In the circuit diagram shown in the figure, the resistance $R_1 = 10Ω, R_2 = 15Ω$ and $E= 20 V$. When the switch S is closed, the ratio of $i_1$ to $i_3$ will be

5 : 3

The correct answer is Option (4) → 5 : 3

The circuit has two resistors $R_1=10\,\Omega$ and $R_2=15\,\Omega$ connected in parallel between A and B when switch S is closed.

Total current from battery: $i_1$

This current divides into two parallel branches: $i_2$ through $R_2$ and $i_3$ through $R_1$.

So, $i_1 = i_2 + i_3$

Since both resistors are in parallel, the voltage across each is the same: $V=20\,$V.
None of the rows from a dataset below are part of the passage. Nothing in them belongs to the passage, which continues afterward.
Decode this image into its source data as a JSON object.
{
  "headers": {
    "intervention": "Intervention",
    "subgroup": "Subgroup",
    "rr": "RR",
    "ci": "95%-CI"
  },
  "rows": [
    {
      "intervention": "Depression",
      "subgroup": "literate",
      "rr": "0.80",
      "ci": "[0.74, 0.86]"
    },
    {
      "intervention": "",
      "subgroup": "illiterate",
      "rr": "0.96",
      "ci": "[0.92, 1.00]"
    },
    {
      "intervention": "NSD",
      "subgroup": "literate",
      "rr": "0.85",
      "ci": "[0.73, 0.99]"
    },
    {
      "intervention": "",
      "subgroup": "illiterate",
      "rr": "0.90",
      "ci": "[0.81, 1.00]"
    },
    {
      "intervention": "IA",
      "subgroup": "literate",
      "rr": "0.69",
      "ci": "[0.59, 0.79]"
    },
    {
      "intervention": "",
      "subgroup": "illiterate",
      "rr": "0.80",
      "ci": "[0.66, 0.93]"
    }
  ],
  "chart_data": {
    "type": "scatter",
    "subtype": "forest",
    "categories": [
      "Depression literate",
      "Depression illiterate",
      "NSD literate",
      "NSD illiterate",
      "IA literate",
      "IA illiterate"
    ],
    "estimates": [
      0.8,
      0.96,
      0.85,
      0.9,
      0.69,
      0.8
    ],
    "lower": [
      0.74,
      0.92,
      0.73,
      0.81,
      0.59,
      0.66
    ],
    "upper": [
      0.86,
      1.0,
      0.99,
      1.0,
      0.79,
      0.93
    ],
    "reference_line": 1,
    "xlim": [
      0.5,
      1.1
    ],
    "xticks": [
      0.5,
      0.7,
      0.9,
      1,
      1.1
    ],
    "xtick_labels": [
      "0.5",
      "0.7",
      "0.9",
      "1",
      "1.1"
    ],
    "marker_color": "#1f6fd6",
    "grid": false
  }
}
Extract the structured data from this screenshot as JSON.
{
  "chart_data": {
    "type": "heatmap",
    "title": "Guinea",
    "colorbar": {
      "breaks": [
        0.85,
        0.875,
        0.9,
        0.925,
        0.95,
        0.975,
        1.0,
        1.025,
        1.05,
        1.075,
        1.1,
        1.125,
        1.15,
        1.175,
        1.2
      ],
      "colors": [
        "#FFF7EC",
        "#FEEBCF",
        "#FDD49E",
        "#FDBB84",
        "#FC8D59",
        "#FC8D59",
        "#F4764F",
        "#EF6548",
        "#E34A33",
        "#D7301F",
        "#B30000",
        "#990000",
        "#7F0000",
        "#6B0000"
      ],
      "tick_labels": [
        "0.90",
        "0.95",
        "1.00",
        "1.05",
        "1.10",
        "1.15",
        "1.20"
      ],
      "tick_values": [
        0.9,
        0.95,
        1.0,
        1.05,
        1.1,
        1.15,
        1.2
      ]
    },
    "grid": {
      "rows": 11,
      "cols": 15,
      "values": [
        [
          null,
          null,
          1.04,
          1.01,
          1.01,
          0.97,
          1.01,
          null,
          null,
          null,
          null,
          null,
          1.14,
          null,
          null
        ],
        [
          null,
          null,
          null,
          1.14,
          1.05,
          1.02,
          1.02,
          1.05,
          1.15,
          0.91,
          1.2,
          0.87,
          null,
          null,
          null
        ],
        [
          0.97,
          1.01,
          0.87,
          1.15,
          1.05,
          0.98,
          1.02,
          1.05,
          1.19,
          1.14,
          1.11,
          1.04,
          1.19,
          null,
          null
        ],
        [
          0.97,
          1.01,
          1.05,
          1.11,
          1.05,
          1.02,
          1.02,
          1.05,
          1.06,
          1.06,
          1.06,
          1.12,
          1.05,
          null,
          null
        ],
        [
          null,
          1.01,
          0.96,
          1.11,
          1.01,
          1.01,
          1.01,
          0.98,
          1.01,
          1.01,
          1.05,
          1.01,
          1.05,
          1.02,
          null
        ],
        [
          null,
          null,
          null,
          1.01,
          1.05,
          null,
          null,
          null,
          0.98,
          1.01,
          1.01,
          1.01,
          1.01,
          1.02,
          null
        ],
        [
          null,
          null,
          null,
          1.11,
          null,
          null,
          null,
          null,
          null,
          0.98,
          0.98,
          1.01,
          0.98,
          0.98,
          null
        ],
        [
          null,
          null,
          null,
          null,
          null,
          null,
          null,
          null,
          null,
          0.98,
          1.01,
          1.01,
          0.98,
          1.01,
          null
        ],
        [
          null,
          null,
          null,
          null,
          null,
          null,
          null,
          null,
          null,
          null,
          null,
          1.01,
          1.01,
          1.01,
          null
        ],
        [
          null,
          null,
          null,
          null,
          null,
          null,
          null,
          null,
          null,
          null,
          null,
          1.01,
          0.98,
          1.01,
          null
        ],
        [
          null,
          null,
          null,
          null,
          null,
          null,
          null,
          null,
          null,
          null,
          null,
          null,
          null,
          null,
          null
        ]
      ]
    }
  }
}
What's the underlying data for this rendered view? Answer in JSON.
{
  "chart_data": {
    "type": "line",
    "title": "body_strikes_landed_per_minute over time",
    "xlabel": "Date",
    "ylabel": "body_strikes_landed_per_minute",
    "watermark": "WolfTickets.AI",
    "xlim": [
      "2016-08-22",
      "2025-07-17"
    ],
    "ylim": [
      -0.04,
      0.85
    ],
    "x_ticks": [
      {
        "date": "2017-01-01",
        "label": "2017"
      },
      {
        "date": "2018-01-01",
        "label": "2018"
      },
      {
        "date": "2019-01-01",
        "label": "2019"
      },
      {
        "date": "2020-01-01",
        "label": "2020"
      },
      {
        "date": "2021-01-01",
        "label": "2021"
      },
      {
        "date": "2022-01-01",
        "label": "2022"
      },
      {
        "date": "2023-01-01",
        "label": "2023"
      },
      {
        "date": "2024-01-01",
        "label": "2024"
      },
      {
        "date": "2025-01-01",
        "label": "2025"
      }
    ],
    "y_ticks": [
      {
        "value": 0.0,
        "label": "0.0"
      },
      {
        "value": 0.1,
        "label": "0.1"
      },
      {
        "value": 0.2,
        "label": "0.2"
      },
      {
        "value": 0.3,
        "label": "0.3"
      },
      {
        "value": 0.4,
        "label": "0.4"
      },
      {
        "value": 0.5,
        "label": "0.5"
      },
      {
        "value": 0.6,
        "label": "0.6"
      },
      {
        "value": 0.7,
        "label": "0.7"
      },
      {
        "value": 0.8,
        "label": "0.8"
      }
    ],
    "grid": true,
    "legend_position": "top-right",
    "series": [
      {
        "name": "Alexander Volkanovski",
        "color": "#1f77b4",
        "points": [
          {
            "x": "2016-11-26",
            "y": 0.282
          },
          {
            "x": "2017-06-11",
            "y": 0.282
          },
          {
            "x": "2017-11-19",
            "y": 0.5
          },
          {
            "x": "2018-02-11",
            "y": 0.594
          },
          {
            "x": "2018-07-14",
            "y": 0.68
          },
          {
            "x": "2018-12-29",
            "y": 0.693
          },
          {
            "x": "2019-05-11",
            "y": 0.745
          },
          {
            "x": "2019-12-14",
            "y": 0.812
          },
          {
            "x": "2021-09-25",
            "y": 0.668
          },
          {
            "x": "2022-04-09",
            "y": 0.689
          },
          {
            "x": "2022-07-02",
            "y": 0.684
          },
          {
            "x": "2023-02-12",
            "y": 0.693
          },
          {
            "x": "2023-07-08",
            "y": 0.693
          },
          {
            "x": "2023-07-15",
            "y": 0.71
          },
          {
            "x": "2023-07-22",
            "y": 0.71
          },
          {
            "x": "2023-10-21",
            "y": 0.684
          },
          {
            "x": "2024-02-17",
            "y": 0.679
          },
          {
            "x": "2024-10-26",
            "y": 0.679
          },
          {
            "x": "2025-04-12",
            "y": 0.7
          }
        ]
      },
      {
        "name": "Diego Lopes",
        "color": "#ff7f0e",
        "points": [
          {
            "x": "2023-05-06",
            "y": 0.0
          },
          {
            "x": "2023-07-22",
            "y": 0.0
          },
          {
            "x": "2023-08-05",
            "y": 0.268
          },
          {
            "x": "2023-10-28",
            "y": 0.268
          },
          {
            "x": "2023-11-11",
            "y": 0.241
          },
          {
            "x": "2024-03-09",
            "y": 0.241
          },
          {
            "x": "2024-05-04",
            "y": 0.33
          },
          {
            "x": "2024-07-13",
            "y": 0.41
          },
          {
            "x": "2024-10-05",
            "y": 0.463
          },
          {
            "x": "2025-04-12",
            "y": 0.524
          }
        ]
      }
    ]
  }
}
Current in $R_1$: $i_3 = \frac{V}{R_1}$

Current in $R_2$: $i_2 = \frac{V}{R_2}$

Therefore,

$\displaystyle \frac{i_1}{i_3} = \frac{i_2 + i_3}{i_3} = 1 + \frac{i_2}{i_3}$

$= 1 + \frac{V/R_2}{V/R_1} = 1 + \frac{R_1}{R_2}$

$= \frac{R_1 + R_2}{R_2}$

Substituting values: $\frac{10+15}{15}=\frac{25}{15}=\frac{5}{3}$

Hence, $i_1 : i_3 = 5:3$